Pero un poco más tarde, al conocer las palabras y motivos
del Papa, comenzó a despejarse la tristeza. Quizás por ahora no pueda
explicarse todo; quizás haya recibido algún serio aviso sobre una grave merma en
sus facultades físicas y mentales, y no quiere dejar a la Iglesia en una
preocupante situación: con un Papa enfermo y muy limitado ante las
importantes funciones que requiere el papado actual. Porque queda claro que si
un hombre sabio y reflexivo como es él, ha tomado tal decisión después de
«examinar ante Dios mi conciencia», será porque su marcha es lo más razonable
y beneficioso para la Iglesia en estos momentos.

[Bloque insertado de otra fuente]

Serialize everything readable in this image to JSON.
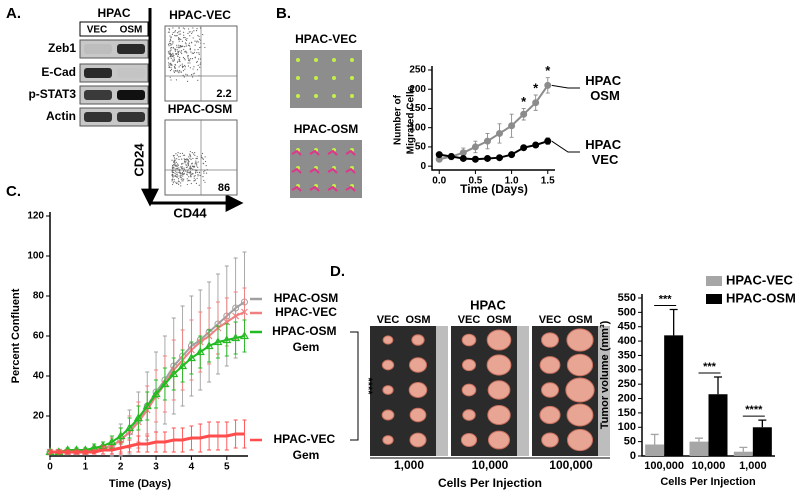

Con Benedicto XVI se nos va el Papa profesor
universitario con gran rigor intelectual en sus documentos, el mayor promotor del
diálogo entre la fe y la razón. Se nos va el Papa que limpió de inmundicias
algunos rincones oscuros y sucios de la Iglesia, y que ha dejado su
despensa intelectual llena de escritos, reflexiones y palabras para irlos
degustando durante mucho tiempo. Se nos va un Papa con capacidad y atractivo
para convocar a cientos de miles de jóvenes a su llamada. Se nos va un
Papa valiente y ejemplo de hombre libre, como demuestra también con su
sorprendente dimisión.
Con Benedicto XVI se nos va un gran Papa.